Tegenwoordig wordt de mens in zijn fysionomie veel door de overerving bepaald: hij vertoont gelijkenis met zijn ouders, voorouders en zijn volk en zo meer. Dat zal in het zesde tijdperk geheel en al geen betekenis meer hebben. Dan zal de mens zijn uiterlijk het stempel geven van de gevolgen van zijn incarnaties (Duits: Da wird der Mensch durch seine Inkarnationsfolge sich das Gepräge seines Aussehens geben).

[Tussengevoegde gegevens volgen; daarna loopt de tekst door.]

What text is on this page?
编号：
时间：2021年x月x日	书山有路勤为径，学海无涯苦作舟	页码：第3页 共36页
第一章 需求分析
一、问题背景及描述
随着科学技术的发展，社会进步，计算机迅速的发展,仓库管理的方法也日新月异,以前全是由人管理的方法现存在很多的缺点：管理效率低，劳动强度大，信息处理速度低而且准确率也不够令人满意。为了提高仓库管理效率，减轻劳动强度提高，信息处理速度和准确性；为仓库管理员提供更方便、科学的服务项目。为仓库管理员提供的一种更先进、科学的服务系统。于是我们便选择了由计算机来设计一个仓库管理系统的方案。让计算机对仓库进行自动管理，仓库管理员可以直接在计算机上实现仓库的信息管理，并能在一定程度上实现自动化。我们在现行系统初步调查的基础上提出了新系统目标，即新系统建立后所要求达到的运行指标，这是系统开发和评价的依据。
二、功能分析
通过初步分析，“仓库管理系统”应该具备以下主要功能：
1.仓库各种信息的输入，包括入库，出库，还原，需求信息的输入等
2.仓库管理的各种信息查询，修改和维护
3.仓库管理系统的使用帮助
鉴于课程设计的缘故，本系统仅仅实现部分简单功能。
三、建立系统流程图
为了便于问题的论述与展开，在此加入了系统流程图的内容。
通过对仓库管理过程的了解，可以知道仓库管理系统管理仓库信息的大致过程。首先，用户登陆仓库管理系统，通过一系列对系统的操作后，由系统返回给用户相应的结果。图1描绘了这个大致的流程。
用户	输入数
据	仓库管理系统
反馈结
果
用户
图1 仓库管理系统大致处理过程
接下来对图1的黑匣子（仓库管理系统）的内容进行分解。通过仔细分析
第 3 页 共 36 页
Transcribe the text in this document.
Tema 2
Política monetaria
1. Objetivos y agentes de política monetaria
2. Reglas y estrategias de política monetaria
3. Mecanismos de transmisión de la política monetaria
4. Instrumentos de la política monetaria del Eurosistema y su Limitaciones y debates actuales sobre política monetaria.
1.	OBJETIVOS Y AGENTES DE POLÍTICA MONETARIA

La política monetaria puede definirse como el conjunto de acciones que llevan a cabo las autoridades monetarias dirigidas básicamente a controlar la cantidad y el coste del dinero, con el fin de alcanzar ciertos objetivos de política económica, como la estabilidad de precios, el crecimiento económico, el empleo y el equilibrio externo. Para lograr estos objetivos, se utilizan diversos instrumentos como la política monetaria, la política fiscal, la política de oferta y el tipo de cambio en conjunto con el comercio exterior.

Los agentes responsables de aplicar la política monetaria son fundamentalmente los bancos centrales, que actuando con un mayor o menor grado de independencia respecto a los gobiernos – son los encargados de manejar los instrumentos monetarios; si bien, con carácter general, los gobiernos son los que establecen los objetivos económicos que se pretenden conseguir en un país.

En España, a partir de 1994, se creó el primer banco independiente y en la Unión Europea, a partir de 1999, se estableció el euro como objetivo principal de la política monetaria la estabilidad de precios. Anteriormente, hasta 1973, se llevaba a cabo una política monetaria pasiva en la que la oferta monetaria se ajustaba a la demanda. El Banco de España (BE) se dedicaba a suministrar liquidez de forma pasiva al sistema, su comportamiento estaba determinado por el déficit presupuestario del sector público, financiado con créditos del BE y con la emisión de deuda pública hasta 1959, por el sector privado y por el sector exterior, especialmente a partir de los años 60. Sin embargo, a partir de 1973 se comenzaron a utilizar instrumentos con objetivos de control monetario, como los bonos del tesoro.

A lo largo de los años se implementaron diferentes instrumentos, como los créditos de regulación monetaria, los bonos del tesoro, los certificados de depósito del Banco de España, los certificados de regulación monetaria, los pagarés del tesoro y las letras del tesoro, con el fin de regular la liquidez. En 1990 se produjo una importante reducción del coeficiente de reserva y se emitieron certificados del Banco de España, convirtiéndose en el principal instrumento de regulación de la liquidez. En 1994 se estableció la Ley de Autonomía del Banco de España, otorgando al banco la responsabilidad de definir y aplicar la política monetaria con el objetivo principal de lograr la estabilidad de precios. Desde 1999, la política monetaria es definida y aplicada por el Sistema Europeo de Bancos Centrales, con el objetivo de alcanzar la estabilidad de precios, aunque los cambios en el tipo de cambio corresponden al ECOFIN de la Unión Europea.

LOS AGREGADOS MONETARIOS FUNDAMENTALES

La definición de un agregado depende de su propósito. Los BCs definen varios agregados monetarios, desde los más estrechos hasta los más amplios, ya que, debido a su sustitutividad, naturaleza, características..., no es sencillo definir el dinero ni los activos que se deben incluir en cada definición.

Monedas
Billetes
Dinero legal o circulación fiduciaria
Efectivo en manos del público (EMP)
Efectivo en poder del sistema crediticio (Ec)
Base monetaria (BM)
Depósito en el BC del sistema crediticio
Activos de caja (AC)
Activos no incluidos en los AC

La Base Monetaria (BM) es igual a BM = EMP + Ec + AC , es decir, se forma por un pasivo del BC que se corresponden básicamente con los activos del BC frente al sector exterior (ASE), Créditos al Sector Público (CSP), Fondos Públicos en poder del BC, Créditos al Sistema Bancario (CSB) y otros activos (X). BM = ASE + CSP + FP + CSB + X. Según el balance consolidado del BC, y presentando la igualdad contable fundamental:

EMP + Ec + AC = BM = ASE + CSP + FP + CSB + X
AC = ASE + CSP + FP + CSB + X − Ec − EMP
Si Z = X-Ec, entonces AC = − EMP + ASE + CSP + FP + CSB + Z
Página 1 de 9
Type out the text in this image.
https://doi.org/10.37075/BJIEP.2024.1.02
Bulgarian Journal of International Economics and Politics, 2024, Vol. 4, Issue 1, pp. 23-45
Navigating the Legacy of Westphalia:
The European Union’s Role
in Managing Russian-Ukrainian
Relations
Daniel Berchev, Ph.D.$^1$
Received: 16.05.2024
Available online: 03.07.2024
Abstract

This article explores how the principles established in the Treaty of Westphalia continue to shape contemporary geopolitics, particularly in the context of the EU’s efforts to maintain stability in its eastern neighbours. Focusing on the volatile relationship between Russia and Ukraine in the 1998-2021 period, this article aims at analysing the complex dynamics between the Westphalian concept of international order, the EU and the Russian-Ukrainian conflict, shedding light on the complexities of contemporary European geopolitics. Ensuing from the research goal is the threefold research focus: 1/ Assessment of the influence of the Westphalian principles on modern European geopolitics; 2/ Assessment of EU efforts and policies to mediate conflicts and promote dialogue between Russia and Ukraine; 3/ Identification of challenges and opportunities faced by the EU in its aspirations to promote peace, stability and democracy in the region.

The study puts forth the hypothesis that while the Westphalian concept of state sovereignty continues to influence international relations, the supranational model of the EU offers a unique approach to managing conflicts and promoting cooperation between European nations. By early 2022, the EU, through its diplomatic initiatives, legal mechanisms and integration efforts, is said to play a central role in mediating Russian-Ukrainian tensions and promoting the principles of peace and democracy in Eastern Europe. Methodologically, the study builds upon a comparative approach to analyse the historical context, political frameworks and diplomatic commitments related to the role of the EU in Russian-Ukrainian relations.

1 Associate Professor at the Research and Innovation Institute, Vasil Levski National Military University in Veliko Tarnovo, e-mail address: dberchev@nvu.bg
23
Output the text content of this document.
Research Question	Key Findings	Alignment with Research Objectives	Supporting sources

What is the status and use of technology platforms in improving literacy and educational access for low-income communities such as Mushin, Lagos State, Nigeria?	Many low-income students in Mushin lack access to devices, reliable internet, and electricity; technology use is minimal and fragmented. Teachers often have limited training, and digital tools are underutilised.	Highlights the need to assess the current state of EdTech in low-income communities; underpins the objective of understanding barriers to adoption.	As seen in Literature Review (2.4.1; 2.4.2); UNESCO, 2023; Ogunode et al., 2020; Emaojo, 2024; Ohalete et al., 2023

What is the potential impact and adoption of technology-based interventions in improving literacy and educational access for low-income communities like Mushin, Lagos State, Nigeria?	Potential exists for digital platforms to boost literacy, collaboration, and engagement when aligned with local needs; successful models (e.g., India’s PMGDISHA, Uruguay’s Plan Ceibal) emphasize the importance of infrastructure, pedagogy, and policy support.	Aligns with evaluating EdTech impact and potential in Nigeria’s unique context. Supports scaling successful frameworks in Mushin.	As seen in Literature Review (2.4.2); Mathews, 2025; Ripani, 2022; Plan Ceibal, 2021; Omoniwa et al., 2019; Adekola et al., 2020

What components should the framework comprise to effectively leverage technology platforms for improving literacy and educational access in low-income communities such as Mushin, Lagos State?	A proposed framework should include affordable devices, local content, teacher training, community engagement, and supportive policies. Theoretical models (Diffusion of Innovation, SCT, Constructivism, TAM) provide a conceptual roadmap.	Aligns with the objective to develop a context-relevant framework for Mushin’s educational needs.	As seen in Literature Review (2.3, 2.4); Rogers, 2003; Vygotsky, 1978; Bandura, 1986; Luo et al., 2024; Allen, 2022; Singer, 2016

De mensen zullen zeer verschillend zijn, maar ze zullen een scherp stempel van hun karakter hebben. Men zal precies weten: Je ontmoet nu een welwillend of een kwaadwillend mens. Zoals men in de tegenwoordige tijd weet: Je ontmoet nu een Italiaan of een Fransman-, zo zal men dan weten: Je ontmoet nu een kwaadaardig of een goedaardig mens, met de verschillende gradaties. – Dat zal dus steeds meer en meer zo zijn dat het morele zich in het gezicht uitdrukt.
Bron: Rudolf Steiner – GA 254 – Die okkulte Bewegung im neunzehnten Jahrhundert und ihre Beziehung zur Weltkultur – Dornach, 7 november 1915 (bladzijde 261-262)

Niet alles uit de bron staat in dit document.